No, that's not obvious at all. Nor does a non-random cause falsify evolution in any way.
No, I am positing positive feedback as a possible cause.
As you know, fixation happens rapidly to advantageous mutations. If that fixation allows further advantageous mutations, or opens up an ecological niche with strong selective pressure for a big brain, then we have positive feedback.
Substitutions do not produce frameshifts.
Which do I assume? None of them. I posit the first as a possible explanation. It is a fairly plausible explanation, in fact. I accept the second because of observed facts, as with the third.
I don't know what the alternative you're suggesting actually is. The only true alternatives are "I don't know" or "it happened randomly." I don't mind either of those, but it's nonetheless useful to think about explanations.
Actually, it appears you have the lack of knowledge. The codons are not the amino acid sequence; the codons (having been transcribed and translated) code for the amino acid sequence. I know all of this and, apparently, you don't.
Whose lack of knowledge?
The protein folding (determined by the location of functional groups available for hydrogen bonding, disulphide bridges and so on) determines the shape of the protein.
How do you know? Have you done the study, or looked for them? No. This is the null hypothesis, sure, but you don't have evidence to discount it.
You have ignored everything I've said on this topic so far, it seems. I KNOW HOW PROTEIN SYNTHESIS WORKS. But you don't seem to understand that diet can affect the body without affecting the genome! According to your line of thought, the only way our muscles will shrink is if our genome changes! Not so - if we don't eat, our body removes protein from the muscles to metabolise.

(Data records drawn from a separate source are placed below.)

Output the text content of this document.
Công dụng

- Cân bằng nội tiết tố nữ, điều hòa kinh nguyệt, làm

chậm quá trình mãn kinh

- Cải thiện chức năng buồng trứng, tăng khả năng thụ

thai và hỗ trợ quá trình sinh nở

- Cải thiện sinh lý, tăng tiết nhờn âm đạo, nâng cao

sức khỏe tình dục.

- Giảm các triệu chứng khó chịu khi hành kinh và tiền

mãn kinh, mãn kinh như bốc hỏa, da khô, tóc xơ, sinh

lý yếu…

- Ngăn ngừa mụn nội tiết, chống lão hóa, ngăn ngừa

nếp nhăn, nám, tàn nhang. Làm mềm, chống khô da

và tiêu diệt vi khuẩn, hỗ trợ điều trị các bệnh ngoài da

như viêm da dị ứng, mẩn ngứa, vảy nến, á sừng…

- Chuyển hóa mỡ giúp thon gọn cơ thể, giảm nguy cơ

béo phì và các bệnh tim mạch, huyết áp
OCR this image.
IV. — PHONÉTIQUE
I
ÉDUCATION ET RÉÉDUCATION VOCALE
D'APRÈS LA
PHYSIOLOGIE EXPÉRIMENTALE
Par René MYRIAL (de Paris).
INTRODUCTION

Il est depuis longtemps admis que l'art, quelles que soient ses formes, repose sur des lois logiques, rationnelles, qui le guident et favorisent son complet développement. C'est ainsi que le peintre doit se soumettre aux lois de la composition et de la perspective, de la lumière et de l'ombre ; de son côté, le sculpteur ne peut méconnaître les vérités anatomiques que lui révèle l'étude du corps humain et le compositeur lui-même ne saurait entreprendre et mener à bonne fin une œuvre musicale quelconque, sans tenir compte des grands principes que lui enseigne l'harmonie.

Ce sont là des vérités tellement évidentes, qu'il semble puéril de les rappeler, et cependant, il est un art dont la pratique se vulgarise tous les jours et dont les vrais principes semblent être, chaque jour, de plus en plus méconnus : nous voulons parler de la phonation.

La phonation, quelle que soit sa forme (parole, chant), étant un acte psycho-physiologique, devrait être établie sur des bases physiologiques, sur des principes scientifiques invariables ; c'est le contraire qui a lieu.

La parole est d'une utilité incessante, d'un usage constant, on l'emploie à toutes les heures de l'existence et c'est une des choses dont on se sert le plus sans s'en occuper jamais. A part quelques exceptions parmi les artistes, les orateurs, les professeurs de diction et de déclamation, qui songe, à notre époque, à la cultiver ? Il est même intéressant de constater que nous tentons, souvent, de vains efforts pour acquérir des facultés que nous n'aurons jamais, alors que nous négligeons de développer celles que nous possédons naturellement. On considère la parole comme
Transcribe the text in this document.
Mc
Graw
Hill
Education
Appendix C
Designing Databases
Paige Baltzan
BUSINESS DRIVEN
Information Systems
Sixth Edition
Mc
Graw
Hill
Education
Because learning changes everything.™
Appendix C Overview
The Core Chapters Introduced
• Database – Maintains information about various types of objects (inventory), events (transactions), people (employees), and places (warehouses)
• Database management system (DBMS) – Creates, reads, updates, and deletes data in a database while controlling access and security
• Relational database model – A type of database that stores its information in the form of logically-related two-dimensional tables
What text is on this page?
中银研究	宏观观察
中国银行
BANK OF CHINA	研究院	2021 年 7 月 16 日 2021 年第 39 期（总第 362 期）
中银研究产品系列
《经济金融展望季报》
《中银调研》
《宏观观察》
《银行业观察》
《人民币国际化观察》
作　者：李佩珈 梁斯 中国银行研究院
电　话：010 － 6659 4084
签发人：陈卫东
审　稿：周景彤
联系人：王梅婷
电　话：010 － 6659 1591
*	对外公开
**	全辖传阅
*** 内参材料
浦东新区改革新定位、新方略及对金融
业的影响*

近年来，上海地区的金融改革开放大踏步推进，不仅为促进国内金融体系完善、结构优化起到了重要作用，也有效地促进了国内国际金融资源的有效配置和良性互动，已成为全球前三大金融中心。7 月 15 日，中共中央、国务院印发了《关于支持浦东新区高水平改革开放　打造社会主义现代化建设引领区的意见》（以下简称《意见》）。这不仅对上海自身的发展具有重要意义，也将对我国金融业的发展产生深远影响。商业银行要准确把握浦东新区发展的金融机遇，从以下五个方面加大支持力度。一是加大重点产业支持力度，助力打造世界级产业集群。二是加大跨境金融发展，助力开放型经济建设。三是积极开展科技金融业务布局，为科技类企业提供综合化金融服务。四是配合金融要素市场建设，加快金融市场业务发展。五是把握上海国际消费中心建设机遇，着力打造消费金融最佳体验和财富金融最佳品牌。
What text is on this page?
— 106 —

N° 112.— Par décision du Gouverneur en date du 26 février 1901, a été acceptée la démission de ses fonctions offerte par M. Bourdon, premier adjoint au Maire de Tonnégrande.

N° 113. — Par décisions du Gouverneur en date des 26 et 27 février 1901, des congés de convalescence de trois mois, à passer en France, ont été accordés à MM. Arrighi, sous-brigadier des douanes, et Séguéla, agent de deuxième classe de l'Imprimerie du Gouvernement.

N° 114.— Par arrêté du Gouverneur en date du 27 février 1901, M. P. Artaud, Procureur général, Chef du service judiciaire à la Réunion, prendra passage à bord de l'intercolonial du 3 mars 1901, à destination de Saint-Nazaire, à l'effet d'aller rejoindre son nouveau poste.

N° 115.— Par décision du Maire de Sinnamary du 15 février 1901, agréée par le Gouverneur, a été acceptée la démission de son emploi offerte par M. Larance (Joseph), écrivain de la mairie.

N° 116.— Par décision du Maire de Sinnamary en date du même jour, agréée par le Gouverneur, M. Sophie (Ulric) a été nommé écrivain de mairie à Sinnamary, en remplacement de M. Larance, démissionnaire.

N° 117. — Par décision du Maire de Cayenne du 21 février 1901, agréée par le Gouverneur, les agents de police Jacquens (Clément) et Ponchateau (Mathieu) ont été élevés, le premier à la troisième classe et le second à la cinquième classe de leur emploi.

A quick google for "protein diet brain" will reveal a few studies on the topic. It turns out that we can't evolve a bigger brain if we don't have adequate food supplies because having a big brain requires a lot of energy and a lot of protein.
So it is not that ingesting protein changes our genome as you are still falsely accusing me of saying but that having more food allows these 18 new mutations to be beneficial because they don't just waste energy we don't have.
Please - get over yourself. I know what I'm talking about; I'm not exactly uneducated in biology - certainly I know the ins and outs of transcription and translation. In fact, the enzyme reverse transcriptase does exactly what you claim is impossible - affects the genome. Of course it's not relevant, but it doesn't surprise me in the least that you don't know about it.
So please stop misrepresenting my(our) arguments and start addressing them: Improved diet causes increased brain size. Not by directly affecting the genome.
Hah! You clearly didn't read the one from which you stole that image comparing human and chimpanzee brains, which discussed the evolution of the former from something resembling the latter!
Haven't you been shown the calculations demonstrating that it could have happened?
This reads like gibberish. Are you saying that "positive feedback, fixation, and nucleotide substitutions" cause a frameshift mutation in every case?
Where do you think the amino acids used to synthesize proteins come from? Can you even name the nine essential amino acids?
Evidence or retract. Immediately.
"Basic biology" like essential amino acids?